Ungewöhnlich wird Merkels Politik auch von vielen deutschen eminenten Politikern kritisiert. Nach Einschätzung des Altkanzlers Helmut Schmidt z.B. stehe Deutschland wegen seines Managements in der Euro-Schuldenkrise zunehmend allein da. "Merkel hat Deutschland mit ihrer Politik in Europa isoliert". Auch warnte der Ex-Außenminister Joschka Fischer vor einem Scheitern Europas: "Wir müssen sehr aufpassen, dass wir Europa nicht verlieren. Das Risiko ist gegenwärtig sehr groß. Den Kontinent Europa wird es auch ohne den Euro geben, aber als politisch-kulturelles Projekt ist es dann tot."

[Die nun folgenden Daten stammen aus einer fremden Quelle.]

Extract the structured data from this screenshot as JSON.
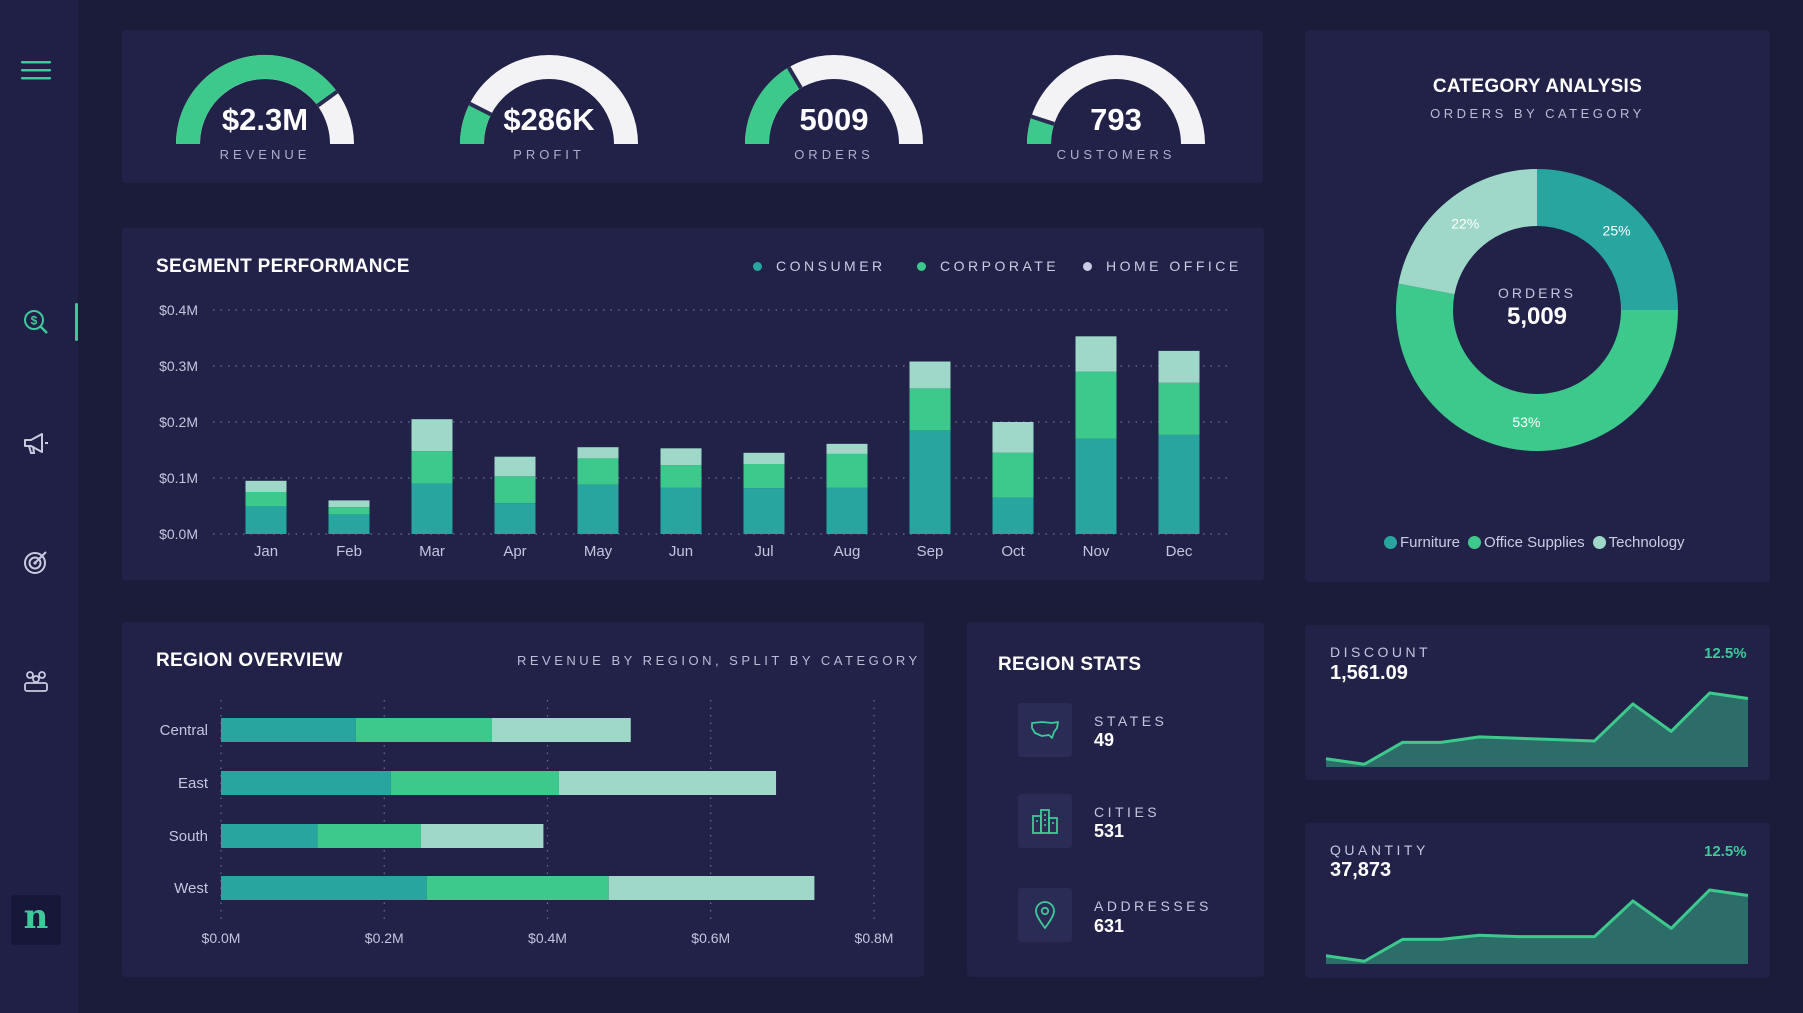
{
  "colors": {
    "background": "#1b1b3a",
    "card": "#222249",
    "consumer": "#27a59e",
    "corporate": "#3ec98c",
    "home_office": "#9fd8c9",
    "gauge_fill": "#3ec98c",
    "gauge_track": "#f3f3f5",
    "accent": "#3ec99a"
  },
  "sidebar": {
    "items": [
      {
        "icon": "menu-icon"
      },
      {
        "icon": "money-search-icon",
        "active": true
      },
      {
        "icon": "megaphone-icon"
      },
      {
        "icon": "target-icon"
      },
      {
        "icon": "team-icon"
      }
    ],
    "logo": "n"
  },
  "kpis": [
    {
      "value": "$2.3M",
      "label": "REVENUE",
      "fill": 0.8
    },
    {
      "value": "$286K",
      "label": "PROFIT",
      "fill": 0.15
    },
    {
      "value": "5009",
      "label": "ORDERS",
      "fill": 0.33
    },
    {
      "value": "793",
      "label": "CUSTOMERS",
      "fill": 0.1
    }
  ],
  "segment": {
    "title": "SEGMENT PERFORMANCE",
    "legend": [
      "CONSUMER",
      "CORPORATE",
      "HOME OFFICE"
    ]
  },
  "category": {
    "title": "CATEGORY ANALYSIS",
    "subtitle": "ORDERS BY CATEGORY",
    "center_label": "ORDERS",
    "center_value": "5,009",
    "legend": [
      "Furniture",
      "Office Supplies",
      "Technology"
    ]
  },
  "region": {
    "title": "REGION OVERVIEW",
    "subtitle": "REVENUE BY REGION, SPLIT BY CATEGORY"
  },
  "region_stats": {
    "title": "REGION STATS",
    "items": [
      {
        "label": "STATES",
        "value": "49",
        "icon": "usa-map-icon"
      },
      {
        "label": "CITIES",
        "value": "531",
        "icon": "buildings-icon"
      },
      {
        "label": "ADDRESSES",
        "value": "631",
        "icon": "location-pin-icon"
      }
    ]
  },
  "discount": {
    "label": "DISCOUNT",
    "value": "1,561.09",
    "pct": "12.5%"
  },
  "quantity": {
    "label": "QUANTITY",
    "value": "37,873",
    "pct": "12.5%"
  },
  "chart_data": [
    {
      "type": "bar",
      "stacked": true,
      "categories": [
        "Jan",
        "Feb",
        "Mar",
        "Apr",
        "May",
        "Jun",
        "Jul",
        "Aug",
        "Sep",
        "Oct",
        "Nov",
        "Dec"
      ],
      "series": [
        {
          "name": "CONSUMER",
          "values": [
            0.05,
            0.035,
            0.09,
            0.055,
            0.088,
            0.083,
            0.082,
            0.083,
            0.185,
            0.065,
            0.17,
            0.177
          ]
        },
        {
          "name": "CORPORATE",
          "values": [
            0.025,
            0.013,
            0.058,
            0.048,
            0.047,
            0.04,
            0.043,
            0.06,
            0.075,
            0.08,
            0.12,
            0.093
          ]
        },
        {
          "name": "HOME OFFICE",
          "values": [
            0.02,
            0.012,
            0.057,
            0.035,
            0.02,
            0.03,
            0.02,
            0.018,
            0.048,
            0.055,
            0.063,
            0.057
          ]
        }
      ],
      "ylim": [
        0,
        0.4
      ],
      "yticks": [
        "$0.0M",
        "$0.1M",
        "$0.2M",
        "$0.3M",
        "$0.4M"
      ],
      "grid": true,
      "legend": "top-right"
    },
    {
      "type": "pie",
      "donut": true,
      "labels": [
        "Furniture",
        "Office Supplies",
        "Technology"
      ],
      "values": [
        25,
        53,
        22
      ],
      "value_labels": [
        "25%",
        "53%",
        "22%"
      ]
    },
    {
      "type": "bar",
      "orientation": "horizontal",
      "stacked": true,
      "categories": [
        "Central",
        "East",
        "South",
        "West"
      ],
      "series": [
        {
          "name": "Furniture",
          "values": [
            0.165,
            0.208,
            0.118,
            0.252
          ]
        },
        {
          "name": "Office Supplies",
          "values": [
            0.167,
            0.206,
            0.127,
            0.223
          ]
        },
        {
          "name": "Technology",
          "values": [
            0.17,
            0.266,
            0.15,
            0.252
          ]
        }
      ],
      "xlim": [
        0,
        0.8
      ],
      "xticks": [
        "$0.0M",
        "$0.2M",
        "$0.4M",
        "$0.6M",
        "$0.8M"
      ],
      "grid": true
    },
    {
      "type": "area",
      "name": "DISCOUNT",
      "values": [
        3,
        1,
        9,
        9,
        11,
        10.5,
        10,
        9.5,
        23,
        13,
        27,
        25
      ]
    },
    {
      "type": "area",
      "name": "QUANTITY",
      "values": [
        3,
        1,
        9,
        9,
        10.5,
        10,
        10,
        10,
        23,
        13,
        27,
        25
      ]
    }
  ]
}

Besonders kritisiert wurde die Rede von Unions-Fraktionschef Volker Kauder, der sich darüber erfreut zeigte, dass bei der Haushaltskonsolidierung "auf einmal in Europa deutsch gesprochen" werde. Selbst die Bundeskanzlerin hatte zumindest bis zum Sommer gelegentlich dem Populismus-Reflex nachgegeben, als sie etwa mahnte, "dass alle sich auch ein wenig gleich anstrengen" sollten in der Euro-Zone – ein Seitenhieb auf die Problemländer. Seit dem Sommer verzichtet Merkel erst auf derartige "Spitzen". Ihr Glaubensbekenntnis lautet nun "mehr Europa".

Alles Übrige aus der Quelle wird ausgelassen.